- Born: India
- Occupation: Novelist
- Known for: Urdu literature
- Awards: Padma Shri

= Saliha Abid Hussain =

Indian writer of Urdu literature

Saliha Abid Hussain (1913 - 1988) was an Indian writer of Urdu literature, considered by many to be one of the prominent writers of modern Urdu novels and children's literature.

==Early life==
Saliha was born as Misdaq Fatima in August 1913 in Panipat. Her father, Khwaja Gulamus Saqalain, was a reformist Islamic scholar, while her mother, Mushtaq Fatima, was a granddaughter of Altaf Hussain Hali.

== Career ==
She is the author of works such as Azra, Rekhta, Yadgaray hali Baat Cheet and Jane Walon ki Yad Ati Hai.

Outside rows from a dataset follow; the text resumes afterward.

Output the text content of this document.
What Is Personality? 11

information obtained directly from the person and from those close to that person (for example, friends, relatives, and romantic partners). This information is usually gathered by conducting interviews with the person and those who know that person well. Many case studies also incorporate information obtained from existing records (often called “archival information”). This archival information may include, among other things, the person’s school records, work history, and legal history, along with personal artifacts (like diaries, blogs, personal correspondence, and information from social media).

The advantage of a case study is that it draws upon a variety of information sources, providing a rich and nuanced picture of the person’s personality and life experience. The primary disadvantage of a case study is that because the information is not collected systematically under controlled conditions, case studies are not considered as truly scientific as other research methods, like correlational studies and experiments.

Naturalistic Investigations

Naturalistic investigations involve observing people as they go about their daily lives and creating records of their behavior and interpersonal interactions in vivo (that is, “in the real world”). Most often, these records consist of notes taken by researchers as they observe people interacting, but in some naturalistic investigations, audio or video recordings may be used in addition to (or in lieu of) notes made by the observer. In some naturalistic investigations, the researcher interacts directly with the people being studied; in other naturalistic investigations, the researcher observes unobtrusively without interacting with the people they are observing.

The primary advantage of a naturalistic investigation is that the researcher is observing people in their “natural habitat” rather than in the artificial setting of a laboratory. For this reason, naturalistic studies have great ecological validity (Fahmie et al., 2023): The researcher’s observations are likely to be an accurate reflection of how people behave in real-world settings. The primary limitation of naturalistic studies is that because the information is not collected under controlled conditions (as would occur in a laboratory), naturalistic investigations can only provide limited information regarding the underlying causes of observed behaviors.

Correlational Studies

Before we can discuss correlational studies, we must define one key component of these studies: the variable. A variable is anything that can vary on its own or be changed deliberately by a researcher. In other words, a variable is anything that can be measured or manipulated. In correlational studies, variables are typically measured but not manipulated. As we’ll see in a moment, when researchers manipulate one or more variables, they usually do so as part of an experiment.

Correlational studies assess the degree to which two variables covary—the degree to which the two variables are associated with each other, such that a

The Government of India awarded her the fourth highest Indian civilian honour of Padma Shri in 1983. Her life has been documented in a biography, Saliha Abid Hussain, written by Sughra Mehdi and published in 1993.

Her writing covered many subjects, including women's rights, and according to her niece Dr Sayeda Hameed, who curated the exhibition Pathbreakers: The 20th Century Muslim Women of India at the Bangalore International Centre in 2020, "She spoke out against Triple Talaq and other subjects fearlessly."